The only reported appellate case I have found in which a city and a district made a contract similar to the one proposed here is Clay Regional Water v. City of Spirit Lake, Iowa, 193 F.Supp.2d 1129 (N.D. Iowa, 2002). The federal court did not decide the merits of the case because the city had filed a state court action on the same facts, and the federal court decided to abstain from deciding in deference to the state proceedings. I could find no reported state court resolution of the case. It might have been settled, but the issues raised by the utility district are instructive here.
The contract was called “New Water Service Plan for Property Within Two Miles of the City of Spirit Lake, Iowa.” It was entered into by the City and the District in 1990. The City annexed and tried to enforce its rights under the contract. The utility district questioned the validity of the contract on several grounds. First the District claimed the contract was void because it had not been approved by FmHA. A clause in the contract required this approval, and the rural District claimed the approval had not been obtained.

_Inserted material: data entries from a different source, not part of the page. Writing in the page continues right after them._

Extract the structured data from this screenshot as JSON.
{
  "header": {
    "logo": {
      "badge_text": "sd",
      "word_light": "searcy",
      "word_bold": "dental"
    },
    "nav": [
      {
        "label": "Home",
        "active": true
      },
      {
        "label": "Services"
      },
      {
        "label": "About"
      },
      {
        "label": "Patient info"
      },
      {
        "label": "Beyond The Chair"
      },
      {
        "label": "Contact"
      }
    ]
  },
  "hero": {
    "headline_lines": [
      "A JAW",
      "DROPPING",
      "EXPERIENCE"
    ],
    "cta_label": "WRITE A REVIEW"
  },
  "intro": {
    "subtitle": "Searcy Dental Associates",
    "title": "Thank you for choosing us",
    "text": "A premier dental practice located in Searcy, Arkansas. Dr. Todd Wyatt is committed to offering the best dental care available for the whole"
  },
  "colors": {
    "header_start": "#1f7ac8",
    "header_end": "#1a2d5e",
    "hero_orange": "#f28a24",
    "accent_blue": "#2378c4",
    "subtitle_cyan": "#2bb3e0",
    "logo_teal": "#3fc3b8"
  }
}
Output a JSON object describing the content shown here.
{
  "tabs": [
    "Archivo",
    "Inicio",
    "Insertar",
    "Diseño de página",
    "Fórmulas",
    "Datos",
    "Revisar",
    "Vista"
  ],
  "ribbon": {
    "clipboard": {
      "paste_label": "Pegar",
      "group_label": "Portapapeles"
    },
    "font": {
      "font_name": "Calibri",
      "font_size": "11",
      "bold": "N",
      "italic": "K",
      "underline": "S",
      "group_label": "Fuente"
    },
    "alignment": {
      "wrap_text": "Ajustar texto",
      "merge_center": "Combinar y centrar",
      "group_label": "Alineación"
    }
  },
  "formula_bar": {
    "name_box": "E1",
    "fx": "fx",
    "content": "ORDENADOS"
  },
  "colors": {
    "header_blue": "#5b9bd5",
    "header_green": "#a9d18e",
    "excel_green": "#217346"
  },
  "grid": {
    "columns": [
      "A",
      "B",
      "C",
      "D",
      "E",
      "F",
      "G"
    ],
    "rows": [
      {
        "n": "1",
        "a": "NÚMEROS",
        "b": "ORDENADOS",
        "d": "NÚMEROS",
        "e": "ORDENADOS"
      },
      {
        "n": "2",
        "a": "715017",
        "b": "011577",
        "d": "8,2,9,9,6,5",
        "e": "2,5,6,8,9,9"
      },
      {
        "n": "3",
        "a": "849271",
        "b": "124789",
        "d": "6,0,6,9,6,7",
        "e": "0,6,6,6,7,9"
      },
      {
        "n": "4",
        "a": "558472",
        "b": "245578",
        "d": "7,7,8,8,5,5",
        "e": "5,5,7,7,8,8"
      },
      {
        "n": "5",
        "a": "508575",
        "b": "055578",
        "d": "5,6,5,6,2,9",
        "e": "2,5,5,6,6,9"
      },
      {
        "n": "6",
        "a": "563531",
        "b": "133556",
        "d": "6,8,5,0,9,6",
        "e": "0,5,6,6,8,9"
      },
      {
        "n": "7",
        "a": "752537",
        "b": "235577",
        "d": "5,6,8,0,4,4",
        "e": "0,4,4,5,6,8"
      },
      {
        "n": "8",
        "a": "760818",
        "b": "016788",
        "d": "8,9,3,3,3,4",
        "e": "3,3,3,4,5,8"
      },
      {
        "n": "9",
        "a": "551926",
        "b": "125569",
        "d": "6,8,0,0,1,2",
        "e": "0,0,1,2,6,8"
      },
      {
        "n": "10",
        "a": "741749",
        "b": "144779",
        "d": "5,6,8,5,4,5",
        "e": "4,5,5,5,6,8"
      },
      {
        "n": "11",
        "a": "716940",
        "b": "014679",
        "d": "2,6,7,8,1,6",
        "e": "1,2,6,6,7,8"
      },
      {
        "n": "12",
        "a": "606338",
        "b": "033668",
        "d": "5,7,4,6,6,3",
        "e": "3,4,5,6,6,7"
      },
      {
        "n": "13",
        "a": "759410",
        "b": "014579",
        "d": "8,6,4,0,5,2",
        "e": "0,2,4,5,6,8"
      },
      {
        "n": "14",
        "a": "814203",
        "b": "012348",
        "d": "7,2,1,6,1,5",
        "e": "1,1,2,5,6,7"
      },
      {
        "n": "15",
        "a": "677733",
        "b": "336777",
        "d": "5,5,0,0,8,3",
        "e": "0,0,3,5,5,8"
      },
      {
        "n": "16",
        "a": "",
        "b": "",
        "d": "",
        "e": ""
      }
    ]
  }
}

Second, the District claimed the contract was void as against the public policy embodied in § 1926(b). In other words, the District questioned its own authority to relinquish the rights granted by the federal law. In an apparently similar defense, the District asserted the City’s claims were precluded by federal statutory compliance. The District also asserted estoppel and justification as defenses.
The District also made several counterclaims. The District claimed the City had violated § 1926(b). The District also claimed damages under 42 U.S.C. § 1983 for violations of this federal law. In addition, the District claimed attorneys fees under 42 U.S.C. § 1988 and statutory compensation under state law.
This case is ample illustration that having a contract does not necessarily eliminate the possibility of litigation. The assertions made by the utility district in this case could also be asserted in a dispute with the County District against the City and other cities that enter this contract. I am not saying this will happen, but simply that it is in the realm of possibility.
I have two (2) other suggestions in case the City insists on entering into this contract:
(1) The City should have the prior right to provide service in annexed areas within the District’s service area in which the District has not made service available. See T.C.A. § 6-51-111 and Lexington-South Elkhorn Water District v. City of Wilmore, Ky., 93 F.3d230 (6th Cir. 1996). This can be accomplished by adding an item (c) to Paragraph 1:
(c) The municipality has priority in providing water service in areas within the District’s service area in which the District has not made water service available.
(2) There should be a termination date after a short number of years, possibly with an option to renew the contract. The proposed contract has no termination date. Therefore, even if the federal law changed to become more favorable to cities and their annexation efforts, the cities entering this contract would be stuck with its restrictions indefinitely. Many cities have gotten into trouble and lawsuits over local sales tax agreements that had no ending date. You probably do not want to repeat that mistake.